Again, I use BrainPop in a variety of ways, but most importantly to strengthen life science content and principles. For example, when covering biomes I will assign several BrainPop movies; ‘Deserts’, ‘Land Biomes’, ‘Oceans’, ‘Savanna’, ‘Taiga’, ‘Tropical Rainforests’, ‘Tundra’, etc.) then have students choose two different biomes and develop a Venn diagram comparing and contrasting the two in at least 10 different ways. Or when exploring population principles and how exponential growth affects the use of natural resources, I might assign ‘Population Growth’ or ‘Natural Resources’. When wrapping up symbiotic relationships I can use the quiz or activity sheet from ‘Symbiosis’ as a check for understanding. When discussing how traits are passed from parent to offspring I may choose from movies and associated activities such as ‘DNA’, ‘Heredity’, and ‘Genetics’. BrainPop allows me to introduce or review information with approaches that are non-threatening to the science-phobic students.
Modified versions of BrainPop movies and activities are used as well. ‘Plant Growth’ is a great when students germinate seeds or grow garlic from bulbs in the classroom. For 4-6 weeks as those seeds or bulbs grow, students take a few minutes at the beginning of each class period to write and record data in journals. Sometimes we take digital pictures and produce Power Points suitable for use in elementary classrooms on the topic. These presentations become lessons for later use in classrooms of their own. BrainPop provides a fine example for them as they develop their own media.
Each semester students develop a ‘resource box’ of materials and activities for future use. This box contains at least 2 collections of natural objects (leaves, seeds, flowers, insects, etc.), ready-to-use packaged activities from resource guides, and miscellaneous teaching materials that are purchased, teacher made, or scavenged. Not surprisingly, many students choose to make activity packets correlated to BrainPop videos for inclusion in their boxes. There are required guidelines to follow when choosing activities – and science content information must be reinforced. Cross-referencing to activity packs acquaint these pre-service teachers with BrainPop in a much deeper and more meaningful way.
Rather than ‘pouring knowledge’, BrainPop allows me to nurture the seeds I’ve ‘planted’ within my students.

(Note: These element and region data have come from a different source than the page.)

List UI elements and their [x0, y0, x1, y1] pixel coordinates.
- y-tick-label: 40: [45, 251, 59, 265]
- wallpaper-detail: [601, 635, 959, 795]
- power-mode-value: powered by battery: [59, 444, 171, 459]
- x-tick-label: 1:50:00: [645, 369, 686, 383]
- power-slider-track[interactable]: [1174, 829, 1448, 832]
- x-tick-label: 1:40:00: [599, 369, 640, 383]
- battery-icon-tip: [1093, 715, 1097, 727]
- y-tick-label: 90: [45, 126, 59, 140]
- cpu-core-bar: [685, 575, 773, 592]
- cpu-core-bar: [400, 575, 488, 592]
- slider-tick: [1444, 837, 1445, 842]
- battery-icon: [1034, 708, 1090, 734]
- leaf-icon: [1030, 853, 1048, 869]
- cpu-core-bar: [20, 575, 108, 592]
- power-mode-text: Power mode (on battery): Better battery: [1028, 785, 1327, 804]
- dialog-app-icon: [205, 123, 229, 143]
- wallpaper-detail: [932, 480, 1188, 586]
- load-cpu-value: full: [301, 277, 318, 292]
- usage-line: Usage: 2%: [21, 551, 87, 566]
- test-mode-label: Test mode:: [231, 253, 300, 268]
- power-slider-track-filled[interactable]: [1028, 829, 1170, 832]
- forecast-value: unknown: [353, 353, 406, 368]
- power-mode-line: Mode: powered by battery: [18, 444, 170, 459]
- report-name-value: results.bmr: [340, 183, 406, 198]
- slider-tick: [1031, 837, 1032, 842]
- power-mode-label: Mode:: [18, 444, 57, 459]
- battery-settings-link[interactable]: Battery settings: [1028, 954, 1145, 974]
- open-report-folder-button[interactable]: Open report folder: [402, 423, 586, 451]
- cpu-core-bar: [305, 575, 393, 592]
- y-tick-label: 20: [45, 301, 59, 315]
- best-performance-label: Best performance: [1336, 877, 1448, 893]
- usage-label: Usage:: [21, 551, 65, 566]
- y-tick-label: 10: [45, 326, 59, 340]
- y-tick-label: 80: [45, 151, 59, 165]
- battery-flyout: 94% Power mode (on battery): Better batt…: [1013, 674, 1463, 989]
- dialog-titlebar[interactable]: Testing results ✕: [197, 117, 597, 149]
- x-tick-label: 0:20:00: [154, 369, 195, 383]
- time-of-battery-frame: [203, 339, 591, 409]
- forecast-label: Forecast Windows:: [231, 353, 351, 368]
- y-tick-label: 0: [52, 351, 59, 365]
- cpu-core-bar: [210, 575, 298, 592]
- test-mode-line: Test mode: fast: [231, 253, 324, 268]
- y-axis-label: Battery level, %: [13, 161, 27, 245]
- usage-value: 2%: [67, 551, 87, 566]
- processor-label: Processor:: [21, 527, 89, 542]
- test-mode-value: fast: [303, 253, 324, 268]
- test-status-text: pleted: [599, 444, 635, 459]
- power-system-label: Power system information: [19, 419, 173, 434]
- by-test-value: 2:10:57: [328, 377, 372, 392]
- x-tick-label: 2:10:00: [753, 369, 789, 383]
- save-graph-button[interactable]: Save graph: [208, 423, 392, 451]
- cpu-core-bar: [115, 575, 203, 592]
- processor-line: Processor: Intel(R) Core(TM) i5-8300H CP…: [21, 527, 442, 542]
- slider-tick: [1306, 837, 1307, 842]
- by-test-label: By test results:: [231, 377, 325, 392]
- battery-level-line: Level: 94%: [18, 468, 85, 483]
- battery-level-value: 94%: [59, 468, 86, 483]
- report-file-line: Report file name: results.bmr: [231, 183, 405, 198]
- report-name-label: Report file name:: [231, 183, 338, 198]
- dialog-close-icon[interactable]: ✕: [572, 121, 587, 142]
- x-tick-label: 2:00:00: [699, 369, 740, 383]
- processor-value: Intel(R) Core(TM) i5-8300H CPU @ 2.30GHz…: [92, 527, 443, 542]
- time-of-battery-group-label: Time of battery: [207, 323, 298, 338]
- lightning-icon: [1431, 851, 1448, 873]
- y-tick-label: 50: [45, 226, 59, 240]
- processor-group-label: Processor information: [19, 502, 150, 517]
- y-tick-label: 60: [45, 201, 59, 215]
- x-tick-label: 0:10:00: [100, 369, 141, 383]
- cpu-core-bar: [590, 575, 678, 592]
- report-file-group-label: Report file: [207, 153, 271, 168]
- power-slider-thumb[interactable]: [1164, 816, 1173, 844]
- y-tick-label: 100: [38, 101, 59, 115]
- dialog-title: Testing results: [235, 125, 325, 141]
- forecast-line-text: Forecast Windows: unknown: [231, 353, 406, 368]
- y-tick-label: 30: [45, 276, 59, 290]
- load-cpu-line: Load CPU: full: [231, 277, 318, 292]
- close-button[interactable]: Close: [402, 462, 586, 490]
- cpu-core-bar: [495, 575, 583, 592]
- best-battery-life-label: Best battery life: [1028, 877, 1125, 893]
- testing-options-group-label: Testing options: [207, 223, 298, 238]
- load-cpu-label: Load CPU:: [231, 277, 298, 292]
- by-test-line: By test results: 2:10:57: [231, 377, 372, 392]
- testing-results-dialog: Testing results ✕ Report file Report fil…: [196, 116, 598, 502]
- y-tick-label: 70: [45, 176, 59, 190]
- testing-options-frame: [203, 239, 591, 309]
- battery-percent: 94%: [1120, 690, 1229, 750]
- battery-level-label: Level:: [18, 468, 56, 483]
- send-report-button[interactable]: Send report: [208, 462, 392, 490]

Fostering those same seeds throughout the semester via homework assignments, data collection, journaling, and experiences keeps knowledge growing. Putting together the resource box, assembling collections, and developing activity packs forces students to personalize learning. Lastly, using and participating in BrainPop prepares students to become professional educators and builds confidence in the delivery of science content.
I encourage others to use BrainPop with students of all ages!